Late in November many of those who had gone away to war began to return to Columbia, and the campus at the University was dotted with the olive drab of army uniforms. Among those who returned on extended leaves was Gordon Finch. He had put on weight during his year and a half away from the University, and the broad, open face that had been amiably acquiescent now held an expression of friendly but portentous gravity; he wore the bars of a captain and spoke often with a paternal fondness of "my men." He was distantly friendly to William Stoner, and he took exaggerated care to behave with deference toward the older members of the department. It was too late in the fall semester to assign him any classes, so for the rest of the academic year he was given what was understood to be a temporary sinecure as administrative assistant to the dean of Arts and Sciences. He was sensitive enough to be aware of the ambiguity of his new position and shrewd enough to see its possibilities; his relations with his colleagues were tentative and courteously noncommittal.

The dean of Arts and Sciences, Josiah Claremont, was a small bearded man of advanced age, several years beyond the point of compulsory retirement; he had been with the University ever since its transition, in the early seventies of the preceding century, from a normal college to a full University, and his father had been one of its early presidents. He was so firmly entrenched and so much a part of the history of the University that no one quite had the courage to insist upon his retirement, despite the increasing incompetence with which he managed his office. His memory was nearly gone; sometimes he became lost in the corridors of Jesse Hall, where his office was located, and had to be led like a child to his desk.

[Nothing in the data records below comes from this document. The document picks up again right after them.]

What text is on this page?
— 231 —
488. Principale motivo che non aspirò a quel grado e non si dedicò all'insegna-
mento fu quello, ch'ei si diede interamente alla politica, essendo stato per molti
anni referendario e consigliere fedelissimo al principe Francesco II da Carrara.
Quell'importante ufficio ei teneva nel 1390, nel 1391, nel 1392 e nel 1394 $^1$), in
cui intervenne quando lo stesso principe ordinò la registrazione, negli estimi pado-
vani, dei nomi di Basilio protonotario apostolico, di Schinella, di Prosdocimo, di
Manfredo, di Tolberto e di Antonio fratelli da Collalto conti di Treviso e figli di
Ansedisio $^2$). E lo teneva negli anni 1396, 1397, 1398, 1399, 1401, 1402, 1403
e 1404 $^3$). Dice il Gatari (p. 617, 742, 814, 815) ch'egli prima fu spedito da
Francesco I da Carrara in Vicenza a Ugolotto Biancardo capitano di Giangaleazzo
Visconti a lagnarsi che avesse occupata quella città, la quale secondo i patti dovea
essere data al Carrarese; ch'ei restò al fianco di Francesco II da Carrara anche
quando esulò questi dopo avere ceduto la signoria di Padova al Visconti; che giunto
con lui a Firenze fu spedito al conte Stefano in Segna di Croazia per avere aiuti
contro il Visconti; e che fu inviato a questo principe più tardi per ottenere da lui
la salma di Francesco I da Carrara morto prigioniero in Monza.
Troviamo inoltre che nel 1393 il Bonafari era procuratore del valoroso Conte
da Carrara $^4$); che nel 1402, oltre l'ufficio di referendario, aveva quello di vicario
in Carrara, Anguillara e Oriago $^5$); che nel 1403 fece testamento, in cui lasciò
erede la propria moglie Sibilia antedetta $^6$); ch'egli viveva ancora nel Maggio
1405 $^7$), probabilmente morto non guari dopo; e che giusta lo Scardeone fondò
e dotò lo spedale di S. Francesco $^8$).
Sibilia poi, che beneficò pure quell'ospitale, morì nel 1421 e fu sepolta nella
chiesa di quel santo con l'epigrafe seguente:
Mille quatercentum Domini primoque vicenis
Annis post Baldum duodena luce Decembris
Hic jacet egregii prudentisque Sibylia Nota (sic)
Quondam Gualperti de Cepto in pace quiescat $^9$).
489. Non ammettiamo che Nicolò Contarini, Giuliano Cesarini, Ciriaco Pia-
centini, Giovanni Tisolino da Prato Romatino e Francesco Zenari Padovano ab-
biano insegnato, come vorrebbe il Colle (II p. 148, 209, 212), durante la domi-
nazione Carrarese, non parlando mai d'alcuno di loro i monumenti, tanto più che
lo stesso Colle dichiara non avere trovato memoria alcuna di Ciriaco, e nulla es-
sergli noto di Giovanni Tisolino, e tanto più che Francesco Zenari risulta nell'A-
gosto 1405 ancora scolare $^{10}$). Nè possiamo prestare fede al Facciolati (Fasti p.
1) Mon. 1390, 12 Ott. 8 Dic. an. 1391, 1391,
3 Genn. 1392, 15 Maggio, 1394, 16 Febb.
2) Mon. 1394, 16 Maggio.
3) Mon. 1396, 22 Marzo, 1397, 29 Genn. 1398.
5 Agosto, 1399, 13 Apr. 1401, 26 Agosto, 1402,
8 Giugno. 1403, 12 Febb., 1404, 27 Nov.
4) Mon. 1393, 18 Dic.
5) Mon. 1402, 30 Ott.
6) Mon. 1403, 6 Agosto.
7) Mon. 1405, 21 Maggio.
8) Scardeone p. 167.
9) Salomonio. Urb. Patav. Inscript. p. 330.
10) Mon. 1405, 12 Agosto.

So vague had he become about University affairs that when an announcement came from his office that a reception in honor of the returning veterans on the faculty and administrative staff would be held at his home, most of those who received invitations felt that an elaborate joke was being played or that a mistake had been made. But it was not a joke, and it was not a mistake. Gordon Finch confirmed the invitations; and it was widely hinted that it was he who had instigated the reception and who had carried through the plans.